The Semi-Colon Life

Untitled designI saw this sign in a shop in Duck, North Carolina, and I loved it.

For one thing, the semi-colon is my favorite punctuation mark. It’s more than a comma, but not quite a period; honestly, I think it offers the best of both worlds. The semi-colon lets a writer coordinate two independent sentences that could stand alone, but are just better when paired. Think of it as the grammatical equivalent of wine and cheese.

And what a terrific message:  My story isn’t over yet.

I don’t know how the Apostle Paul felt about semi-colons, but if he were on my Christmas list, I’d be getting him one of these signs. I just finished re-reading about his life in Acts, and if ever anyone had a two-part story, it was this guy. Part One had Paul trying to destroy the early church, going house-to-house and dragging out Christians – men and women (!!) – to be beaten and thrown into prison; in Part Two, we find him tromping all over the place, building that same church through personal visits and powerful letters, and proclaiming the good news about Jesus from his own jail cell! Hooray for the semi-colon!

I don’t know about you, but if I had been in Paul’s shoes (and given his fondness for athletic metaphors, maybe I should say cleats), I think I would have benched myself, once I realized how awful I had been. Sure, I would have wanted to be on God’s team, but given my past “mistakes” (things like stoning people who talked about God’s goodness), I might have tried to live life in the shadows, leaving the contest to the “varsity” Christians who didn’t seem to be such big screw-ups.

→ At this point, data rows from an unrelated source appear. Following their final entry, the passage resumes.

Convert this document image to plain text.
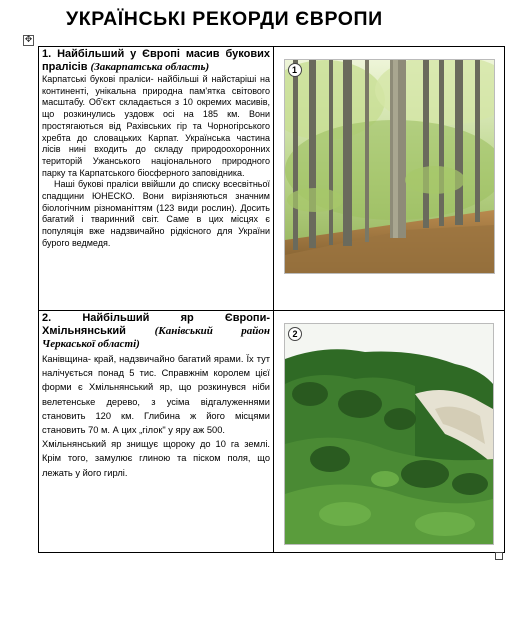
УКРАЇНСЬКІ РЕКОРДИ ЄВРОПИ
✥

1. Найбільший у Європі масив букових пралісів (Закарпатська область)

Карпатські букові праліси- найбільші й найстаріші на континенті, унікальна природна пам'ятка світового масштабу. Об'єкт складається з 10 окремих масивів, що розкинулись уздовж осі на 185 км. Вони простягаються від Рахівських гір та Чорногірського хребта до словацьких Карпат. Українська частина лісів нині входить до складу природоохоронних територій Ужанського національного природного парку та Карпатського біосферного заповідника.

Наші букові праліси ввійшли до списку всесвітньої спадщини ЮНЕСКО. Вони вирізняються значним біологічним різноманіттям (123 види рослин). Досить багатий і тваринний світ. Саме в цих місцях є популяція вже надзвичайно рідкісного для України бурого ведмедя.	1

2. Найбільший яр Європи- Хмільнянський (Канівський район Черкаської області)

Канівщина- край, надзвичайно багатий ярами. Їх тут налічується понад 5 тис. Справжнім королем цієї форми є Хмільнянський яр, що розкинувся ніби велетенське дерево, з усіма відгалуженнями становить 120 км. Глибина ж його місцями становить 70 м. А цих „гілок" у яру аж 500.

Хмільнянський яр знищує щороку до 10 га землі. Крім того, замулює глиною та піском поля, що лежать у його гирлі.	2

But not Paul! He knew what he had done was bad (horrific, even) but he wasn’t gonna let his past influence his present or his future. He understood God’s grace. He received it. He knew his story wasn’t over yet – and that changed everything.

How many of us really believe that? How many of us really believe the message of grace: that, thanks to Christ’s triumph on the cross, nothing that we’ve ever said or done or even thought has the power to disqualify us for a spot on God’s team? His varsity team? How many of us can say, as Paul did in Philippians 3, “Forgetting what is behind and staining toward what is ahead, I press on toward the goal to win the prize for which God has called me heavenward in Christ Jesus”?

I checked a few commentaries, and the word “forgetting” doesn’t mean that Paul had some sort of convenient amnesia, or that he just blocked out all the yucky stuff he had done. Instead, the idea is that these things no longer shaped or defined Paul. They couldn’t rob him of his salvation or his fitness for service; instead, Paul knew that God could (and would!) work in and through all of these failings to bring about good in his life and in the lives of others (and, although he couldn’t have known it at the time, in the lives of billions more people who would one day read his story).

If you have a past (and who doesn’t?), don’t let it steal your purpose or your joy. Don’t believe the lie that says, “You stink; how could God ever use or love someone like you?” Instead, take hold of the truth: You do stink (as Tim Keller puts it, we are all “more wicked than we ever dared believe”), but in Christ, you are (Keller again) “more loved and accepted” than you ever dared hope! Like Paul, you really can “forget what is behind” and “press on toward the goal,” because God adores you – and he is still writing your story.

And by the same token, if you’re praying for a friend or loved one whose life seems to have gone off the rails, remember that their story isn’t over yet. As one sweet mama said when I asked her how her teenaged daughter was doing, “Well, she’s still working on her testimony.” This gal understood the real life application of verses like Romans 8:28; she knew that, in God’s hands, all of the stuff to the left of the semi-colon would one day be used on the right – and that the sentence, once completed, would be glorious.